Нехорошее предчувствие зародилось во мне с первой же секунды нашей встречи. Вероника, приняв мое приглашение, взяла от гостиницы такси и спустя полчаса (от «Космоса», где она остановилась, до моего дома могла бы добраться за те же полчаса пешком) позвонила в дверь моей квартиры. Едва взглянув на ее золотистые кудряшки, слегка вздернутый носик и невинные васильковые глаза, я подумала, что сроки ознакомления барышни с российскими реалиями придется пересмотреть. За две и уж тем более за одну неделю этакому ангелочку особенностей национального быта не постичь. Хорошо, если за месяц управимся.
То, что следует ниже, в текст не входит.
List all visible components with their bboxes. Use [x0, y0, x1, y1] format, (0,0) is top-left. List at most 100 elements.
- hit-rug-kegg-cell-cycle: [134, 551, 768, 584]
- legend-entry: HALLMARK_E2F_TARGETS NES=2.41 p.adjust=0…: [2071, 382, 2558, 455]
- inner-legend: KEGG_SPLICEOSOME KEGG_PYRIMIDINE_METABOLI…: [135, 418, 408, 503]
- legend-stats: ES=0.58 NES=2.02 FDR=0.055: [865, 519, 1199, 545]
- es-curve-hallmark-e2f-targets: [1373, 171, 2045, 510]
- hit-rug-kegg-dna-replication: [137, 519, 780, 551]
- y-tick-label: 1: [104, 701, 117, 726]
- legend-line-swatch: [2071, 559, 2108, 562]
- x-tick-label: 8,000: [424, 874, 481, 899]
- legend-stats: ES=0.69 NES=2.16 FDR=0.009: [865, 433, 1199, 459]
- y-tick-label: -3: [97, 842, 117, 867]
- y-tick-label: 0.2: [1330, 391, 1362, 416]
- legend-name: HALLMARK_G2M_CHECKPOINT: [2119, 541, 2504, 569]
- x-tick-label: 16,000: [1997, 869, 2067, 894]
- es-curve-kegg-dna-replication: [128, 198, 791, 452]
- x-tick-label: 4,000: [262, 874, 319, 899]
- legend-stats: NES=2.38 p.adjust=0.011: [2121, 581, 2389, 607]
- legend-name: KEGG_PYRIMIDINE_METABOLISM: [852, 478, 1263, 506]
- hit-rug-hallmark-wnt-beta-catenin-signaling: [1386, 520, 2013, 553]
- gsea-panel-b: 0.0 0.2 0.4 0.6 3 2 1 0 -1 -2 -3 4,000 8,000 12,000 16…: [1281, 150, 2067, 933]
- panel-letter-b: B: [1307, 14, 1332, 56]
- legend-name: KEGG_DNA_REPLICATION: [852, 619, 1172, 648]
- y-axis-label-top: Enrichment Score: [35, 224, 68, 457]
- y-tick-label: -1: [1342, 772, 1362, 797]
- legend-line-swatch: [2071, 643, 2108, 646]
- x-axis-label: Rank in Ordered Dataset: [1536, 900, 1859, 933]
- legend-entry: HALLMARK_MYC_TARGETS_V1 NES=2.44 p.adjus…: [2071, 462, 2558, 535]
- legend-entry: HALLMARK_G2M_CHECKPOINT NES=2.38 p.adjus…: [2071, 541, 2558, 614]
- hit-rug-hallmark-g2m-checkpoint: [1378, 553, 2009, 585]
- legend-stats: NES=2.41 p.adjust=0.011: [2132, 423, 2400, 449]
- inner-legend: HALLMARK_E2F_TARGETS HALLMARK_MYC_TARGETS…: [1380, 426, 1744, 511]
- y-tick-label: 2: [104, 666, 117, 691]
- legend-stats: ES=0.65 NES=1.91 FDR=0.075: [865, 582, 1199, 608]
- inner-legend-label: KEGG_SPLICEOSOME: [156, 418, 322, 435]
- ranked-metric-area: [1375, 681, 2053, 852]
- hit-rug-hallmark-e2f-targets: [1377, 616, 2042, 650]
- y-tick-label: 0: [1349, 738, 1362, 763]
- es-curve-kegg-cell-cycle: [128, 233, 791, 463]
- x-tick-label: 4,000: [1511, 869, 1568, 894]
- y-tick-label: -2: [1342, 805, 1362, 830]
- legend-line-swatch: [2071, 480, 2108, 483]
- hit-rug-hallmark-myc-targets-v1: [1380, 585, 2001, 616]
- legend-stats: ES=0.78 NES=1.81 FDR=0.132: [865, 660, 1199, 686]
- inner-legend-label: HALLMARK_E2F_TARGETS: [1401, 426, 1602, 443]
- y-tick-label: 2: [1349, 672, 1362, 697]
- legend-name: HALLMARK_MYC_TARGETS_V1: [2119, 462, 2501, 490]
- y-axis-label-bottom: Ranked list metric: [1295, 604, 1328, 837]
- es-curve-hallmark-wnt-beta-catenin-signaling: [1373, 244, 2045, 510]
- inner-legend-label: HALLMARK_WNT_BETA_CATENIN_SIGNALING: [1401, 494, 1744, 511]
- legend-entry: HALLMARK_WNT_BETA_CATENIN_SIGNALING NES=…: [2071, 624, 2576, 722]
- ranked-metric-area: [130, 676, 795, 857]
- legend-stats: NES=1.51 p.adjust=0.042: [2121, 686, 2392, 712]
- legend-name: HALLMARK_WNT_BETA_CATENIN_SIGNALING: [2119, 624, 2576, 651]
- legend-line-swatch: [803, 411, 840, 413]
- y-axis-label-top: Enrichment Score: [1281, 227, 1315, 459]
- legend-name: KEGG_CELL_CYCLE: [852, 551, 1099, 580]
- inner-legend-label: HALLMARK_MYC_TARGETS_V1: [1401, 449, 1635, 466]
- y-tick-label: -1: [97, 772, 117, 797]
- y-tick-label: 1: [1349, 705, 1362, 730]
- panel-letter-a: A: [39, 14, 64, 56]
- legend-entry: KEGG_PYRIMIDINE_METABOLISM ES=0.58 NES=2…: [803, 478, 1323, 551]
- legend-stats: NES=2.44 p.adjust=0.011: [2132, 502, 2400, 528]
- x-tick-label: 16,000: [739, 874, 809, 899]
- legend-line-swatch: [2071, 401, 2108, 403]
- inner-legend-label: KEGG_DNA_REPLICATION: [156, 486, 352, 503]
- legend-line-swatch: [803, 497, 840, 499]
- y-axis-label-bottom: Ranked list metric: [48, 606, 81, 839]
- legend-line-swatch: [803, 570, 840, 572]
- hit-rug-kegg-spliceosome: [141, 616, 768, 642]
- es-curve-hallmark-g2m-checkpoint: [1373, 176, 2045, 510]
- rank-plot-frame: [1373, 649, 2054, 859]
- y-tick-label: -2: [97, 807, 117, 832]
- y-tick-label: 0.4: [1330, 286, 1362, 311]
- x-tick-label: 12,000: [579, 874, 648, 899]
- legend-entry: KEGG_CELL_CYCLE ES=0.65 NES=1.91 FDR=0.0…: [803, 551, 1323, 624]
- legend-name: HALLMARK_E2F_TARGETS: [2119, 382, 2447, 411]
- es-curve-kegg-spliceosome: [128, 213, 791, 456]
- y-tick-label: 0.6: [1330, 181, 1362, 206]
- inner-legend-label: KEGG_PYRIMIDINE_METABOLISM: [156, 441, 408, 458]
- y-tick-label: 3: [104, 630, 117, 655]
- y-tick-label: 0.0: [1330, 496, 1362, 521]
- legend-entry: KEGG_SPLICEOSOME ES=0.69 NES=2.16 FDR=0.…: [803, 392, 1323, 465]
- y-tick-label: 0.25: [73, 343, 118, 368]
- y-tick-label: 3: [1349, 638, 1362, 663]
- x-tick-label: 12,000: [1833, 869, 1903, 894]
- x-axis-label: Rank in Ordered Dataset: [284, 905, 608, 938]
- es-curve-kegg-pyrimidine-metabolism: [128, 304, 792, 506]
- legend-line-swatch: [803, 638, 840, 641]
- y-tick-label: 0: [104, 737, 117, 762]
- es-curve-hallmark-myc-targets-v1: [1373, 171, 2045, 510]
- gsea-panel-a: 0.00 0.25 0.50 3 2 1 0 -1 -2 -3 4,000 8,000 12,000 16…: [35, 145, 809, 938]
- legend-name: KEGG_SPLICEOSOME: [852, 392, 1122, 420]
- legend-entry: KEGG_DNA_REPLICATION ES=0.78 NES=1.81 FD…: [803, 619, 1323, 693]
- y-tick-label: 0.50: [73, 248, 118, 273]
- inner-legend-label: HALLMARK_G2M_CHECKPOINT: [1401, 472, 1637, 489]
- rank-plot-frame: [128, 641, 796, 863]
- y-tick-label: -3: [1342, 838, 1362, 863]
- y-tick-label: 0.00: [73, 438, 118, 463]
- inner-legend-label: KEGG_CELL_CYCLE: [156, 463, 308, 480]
«Боже, хватит на сегодня неожиданностей!» — взмолилась я про себя, впуская гостью в прихожую. Но вечер сюрпризов только начинался.

* * *

Здесь я вынуждена сделать новое отступление, чтобы сообщить кое-какие факты из семейной истории моей героини. Надо сказать, до той знаменательной даты, 6 февраля 1999 года, о существовании Вероники я имела довольно смутное представление. Зато была весьма наслышана о ее отце — своем двоюродном дядюшке. Я даже видела его несколько раз, правда, в детстве. Виктор был в нашей семье легендарной фигурой — художник, бунтарь, диссидент, изгой, запойный пьяница, человек, имя которого на моей памяти всегда было связано со скандалами. Мама, стремившаяся защитить домашний очаг от его отрицательного влияния, прилагала колоссальные усилия, чтобы отвадить неудобного родственника от папы и от нашего дома. Ее пугал пристальный интерес, проявляемый к Виктору со стороны КГБ, пугали многонедельные запои опального художника, его часто весьма сомнительные любовные связи, его глубокое отвращение к штатным должностям и регулярной зарплате, его затяжные скитания по бескрайним просторам родины, тяга к рискованным знакомствам и беспредельная внутренняя свобода, граничащая с анархией. Виктор не признавал авторитетов, общечеловеческих ценностей и, помимо вышеупомянутой свободы, вообще не ценил ничего. В частые периоды полного безденежья он не гнушался наниматься на самую черную работу и допивать опивки из чужих кружек в забегаловках. Он мог занести в наше чинное семейство вшей, а то и заразу похлеще. Одним словом, мама не выносила Виктора. Папа, единственной страстью которого всегда была ихтиология, относился к кузену довольно безразлично. А я питала к удивительному дядюшке симпатию, смешанную с благожелательным любопытством, но мое мнение никого не интересовало, и контакты с дядей Виктором были безжалостно пресечены. Иногда до меня доходили кое-какие слухи о нем, но поскольку они явно не были предназначены для нежных девичьих ушей, то доходили нерегулярно и в урезанном виде.